Life saving surgery after chemotherapy

Margot Kim Image
Saturday, October 29, 2022
Life saving surgery after chemotherapy
Chemotherapy can often make patients even sicker while they're being treated for cancer.

FRENSO, Calif. (KFSN) -- Ali Bello, 23, was living her dream - new job, great friends, and just having a good time, until...



"I got home one night and realized I had this pounding headache," Bello said.



Bello was diagnosed with leukemia. After a week of chemo, she developed a severe headache with vomiting. A cat scan showed bleeding in her brain.



"I had just had my chemo treatment and I had thrown up in one of the bedpans and just was feeling super ill," Bello said.



"This was because of her cancer and the chemotherapy drugs are given to try to cure her cancer," Neurosurgeon Babak Jahromi said.
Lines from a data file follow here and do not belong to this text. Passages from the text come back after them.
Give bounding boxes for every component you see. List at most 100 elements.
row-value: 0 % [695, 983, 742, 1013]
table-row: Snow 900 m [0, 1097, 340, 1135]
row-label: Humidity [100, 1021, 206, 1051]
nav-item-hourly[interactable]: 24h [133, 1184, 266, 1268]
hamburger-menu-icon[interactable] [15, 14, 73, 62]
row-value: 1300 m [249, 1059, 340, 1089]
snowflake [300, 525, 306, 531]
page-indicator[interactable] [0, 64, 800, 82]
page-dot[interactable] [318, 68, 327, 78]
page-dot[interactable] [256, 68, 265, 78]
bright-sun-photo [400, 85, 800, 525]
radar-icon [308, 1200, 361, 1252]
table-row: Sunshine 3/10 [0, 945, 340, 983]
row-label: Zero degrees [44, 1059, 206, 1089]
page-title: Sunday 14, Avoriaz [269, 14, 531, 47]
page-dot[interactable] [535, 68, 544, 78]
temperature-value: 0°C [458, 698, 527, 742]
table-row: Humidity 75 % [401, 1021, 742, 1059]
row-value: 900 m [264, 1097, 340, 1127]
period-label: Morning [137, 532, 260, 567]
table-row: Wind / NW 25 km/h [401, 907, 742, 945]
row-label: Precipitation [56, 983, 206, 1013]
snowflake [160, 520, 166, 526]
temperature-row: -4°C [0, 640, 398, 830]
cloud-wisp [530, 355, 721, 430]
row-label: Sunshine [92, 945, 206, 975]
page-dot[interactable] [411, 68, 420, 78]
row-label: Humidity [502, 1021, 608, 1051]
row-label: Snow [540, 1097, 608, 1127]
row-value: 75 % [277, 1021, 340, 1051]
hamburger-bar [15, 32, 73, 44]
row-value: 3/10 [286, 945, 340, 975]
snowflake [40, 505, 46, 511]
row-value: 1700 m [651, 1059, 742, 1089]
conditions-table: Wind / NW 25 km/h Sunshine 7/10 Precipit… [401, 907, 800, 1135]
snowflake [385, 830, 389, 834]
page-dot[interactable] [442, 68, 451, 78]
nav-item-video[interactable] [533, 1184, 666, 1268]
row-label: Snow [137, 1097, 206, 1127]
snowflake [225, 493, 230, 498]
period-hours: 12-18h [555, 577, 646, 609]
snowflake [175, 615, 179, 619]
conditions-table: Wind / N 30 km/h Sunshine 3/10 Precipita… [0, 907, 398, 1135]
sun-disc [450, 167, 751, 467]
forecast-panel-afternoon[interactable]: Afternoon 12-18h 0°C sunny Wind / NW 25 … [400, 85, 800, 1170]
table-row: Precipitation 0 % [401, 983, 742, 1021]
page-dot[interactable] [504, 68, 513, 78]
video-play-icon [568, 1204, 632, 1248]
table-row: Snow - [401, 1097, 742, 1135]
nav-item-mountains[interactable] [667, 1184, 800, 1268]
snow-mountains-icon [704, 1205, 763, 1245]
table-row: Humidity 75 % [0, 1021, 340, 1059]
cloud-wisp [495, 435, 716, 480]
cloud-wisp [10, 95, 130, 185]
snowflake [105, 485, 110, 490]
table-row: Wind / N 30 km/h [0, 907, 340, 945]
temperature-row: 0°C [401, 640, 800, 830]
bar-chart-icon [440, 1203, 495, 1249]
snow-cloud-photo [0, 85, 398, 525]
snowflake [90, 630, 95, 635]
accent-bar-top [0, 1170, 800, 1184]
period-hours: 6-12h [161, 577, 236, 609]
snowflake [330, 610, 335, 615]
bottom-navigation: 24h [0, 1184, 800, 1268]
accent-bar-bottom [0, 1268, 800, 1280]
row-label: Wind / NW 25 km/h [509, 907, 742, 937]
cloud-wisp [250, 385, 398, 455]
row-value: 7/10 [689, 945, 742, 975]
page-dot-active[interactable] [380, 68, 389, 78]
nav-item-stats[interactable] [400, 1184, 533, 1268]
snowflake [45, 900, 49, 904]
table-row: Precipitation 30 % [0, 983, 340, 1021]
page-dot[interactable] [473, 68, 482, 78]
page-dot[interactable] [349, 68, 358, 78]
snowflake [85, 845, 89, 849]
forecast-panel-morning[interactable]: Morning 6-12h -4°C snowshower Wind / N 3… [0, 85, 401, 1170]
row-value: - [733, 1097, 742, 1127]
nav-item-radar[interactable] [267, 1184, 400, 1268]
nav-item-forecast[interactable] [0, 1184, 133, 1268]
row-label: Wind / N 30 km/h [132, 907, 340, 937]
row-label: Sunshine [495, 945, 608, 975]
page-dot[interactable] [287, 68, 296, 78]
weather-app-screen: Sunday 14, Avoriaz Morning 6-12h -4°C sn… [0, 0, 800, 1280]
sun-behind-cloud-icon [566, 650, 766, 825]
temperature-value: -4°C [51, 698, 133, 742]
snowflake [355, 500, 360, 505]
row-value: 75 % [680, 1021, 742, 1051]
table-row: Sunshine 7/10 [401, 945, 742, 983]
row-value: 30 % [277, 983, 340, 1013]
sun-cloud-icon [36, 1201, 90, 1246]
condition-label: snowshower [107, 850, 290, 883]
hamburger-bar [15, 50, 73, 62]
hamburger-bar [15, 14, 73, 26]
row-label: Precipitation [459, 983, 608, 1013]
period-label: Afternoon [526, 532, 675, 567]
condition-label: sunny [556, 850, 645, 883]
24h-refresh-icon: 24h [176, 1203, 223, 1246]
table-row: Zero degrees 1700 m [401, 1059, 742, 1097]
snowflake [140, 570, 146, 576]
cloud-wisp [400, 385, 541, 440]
Emergency medications didn't reduce the pressure.



"Because the bleeding was so large, things spiraled out very, very quickly," Jahromi said. "She was sliding deeper into a coma to a point where she was near death."



Bello almost died twice that night.



Jahromi says he performed a skull flap surgery faster than he had ever done before, removing a large portion of Bello's skull, making room for her brain to swell and hopefully recover without any more damage.



Ali had to relearn how to use her left side of her body and after a number of weeks, she was able to get back on chemo.



Now, two years out, Bello is cancer free.



"I think it would just be great to get back my life and be able to do things on my own and get back to my running, and my boxing, and all those things that I love," Bello said.



"From someone who was at death's doorstep to now being able to swim laps in a pool, despite her disability is just a miracle," Jahromi said.